I'm talking about anime made specifically for game commercials. Many Japanese publishers don't bother to create special animation just for thirty-second TV spots, but there are times when someone slaps together brief, high-quality footage that perfectly embodies a game.
VALIS
There's occasionally some confusion over whether Telenet's VALIS series existed as an anime production. It didn't, but it had a lengthy commercial spot produced back in 1987. The ad introduces heroine Yuko Ahso, a schoolgirl who's repeatedly pulled into an alternate fantasy world and transformed into an underdressed, super-powered swordswoman, all because her best friend decided to become some evil overlord's leather-clad plaything. Strangely, the animation shills the Famicom version of the game, and it was perhaps the worst port of VALIS around.
A persistent rumor suggests that a young OVA. VALIS lay dormant until 2006, when Telenet sold its rights off so someone could make a VALIS-themed line of pornographic adventure games. Sadly, this now gives VALIS a better chance of getting an anime adaptation.
MEGA MAN
If you don't count the hideous, raspy munchkin from Nintendo's Captain N TV series, Mega Man took until the 1990s to show up in an animated show. Perhaps CAPCOM's lawyers were worried about lawsuits from the Astro Boy camp. Yet they were lenient enough to allow some clips of Mega Man fighting his original six robot-master foes to promote his first Famicom game. Meanwhile in America, Mega Man's first title got the ugliest cover art ever and, as far as I can tell, no commercials.
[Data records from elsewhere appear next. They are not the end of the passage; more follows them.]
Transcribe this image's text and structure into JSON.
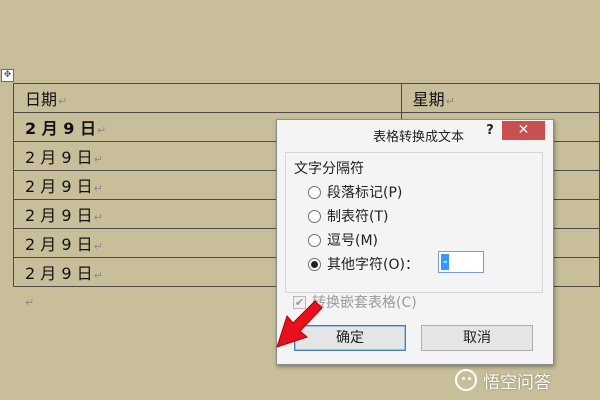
{
  "document": {
    "move_handle_icon": "move-cross-icon",
    "header": {
      "col1": "日期",
      "col2": "星期"
    },
    "rows": [
      {
        "date": "2 月 9 日",
        "bold": true
      },
      {
        "date": "2 月 9 日"
      },
      {
        "date": "2 月 9 日"
      },
      {
        "date": "2 月 9 日"
      },
      {
        "date": "2 月 9 日"
      },
      {
        "date": "2 月 9 日"
      }
    ],
    "para_mark": "↵"
  },
  "dialog": {
    "title": "表格转换成文本",
    "help": "?",
    "close": "✕",
    "group_label": "文字分隔符",
    "options": [
      {
        "label": "段落标记(P)",
        "selected": false
      },
      {
        "label": "制表符(T)",
        "selected": false
      },
      {
        "label": "逗号(M)",
        "selected": false
      },
      {
        "label": "其他字符(O)：",
        "selected": true
      }
    ],
    "other_char_value": "-",
    "nested_checkbox": {
      "label": "转换嵌套表格(C)",
      "checked": true,
      "disabled": true
    },
    "ok_label": "确定",
    "cancel_label": "取消"
  },
  "annotation": {
    "arrow_color": "#e8101a"
  },
  "watermark": {
    "text": "悟空问答"
  },
  "colors": {
    "background": "#c8bf9a",
    "close_button": "#c75050"
  }
}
This trend continued through Mega Man's five Famicom successors and into the X spin-off line, though the best of them, Mega Man 2, got a disappointingly stiff commercial. Perhaps the most memorable of the group was the footage for Mega Man 5, in which Mega Man and his brother Proto Man (“Blues” in Japan, or “Bruce” if you read GamePro in 1990) face off in a Dragon Ball Z grudge match.
BREATH OF FIRE
CAPCOM also recruited some animators to liven up the Japanese commercials for Breath of Fire, the dragon-centric RPG series that didn't really impress anyone until the third or fourth installment. And so it was the third one that got the nicest clips for its TV appearances.
It's also fair to mention the brief animation in the first Breath of Fire's ad, which does its best to make a smiling goldfish-man look like something from Fist of the North Star.
MENDEL PALACE
Finally, there's the enigma of the North American commercial for Hudson's Mendel Palace. I'm not sure if it was the work of Japanese animators, but it brought a bizarrely anime-esque interlude to U.S. television back in 1990. Somewhere between promos for Flintstones cereal and manly G.I. Joe assault vehicles, children were blindsided by scenes of a huge-eyed girl being menaced by slobbering demons.
It's a strangely dark commercial, considering that Mendel Palace (which was developed by GAME FREAK, the future creators of Pokémon) is a cute NES puzzle game about as threatening and spooky as a round of Dig Dug.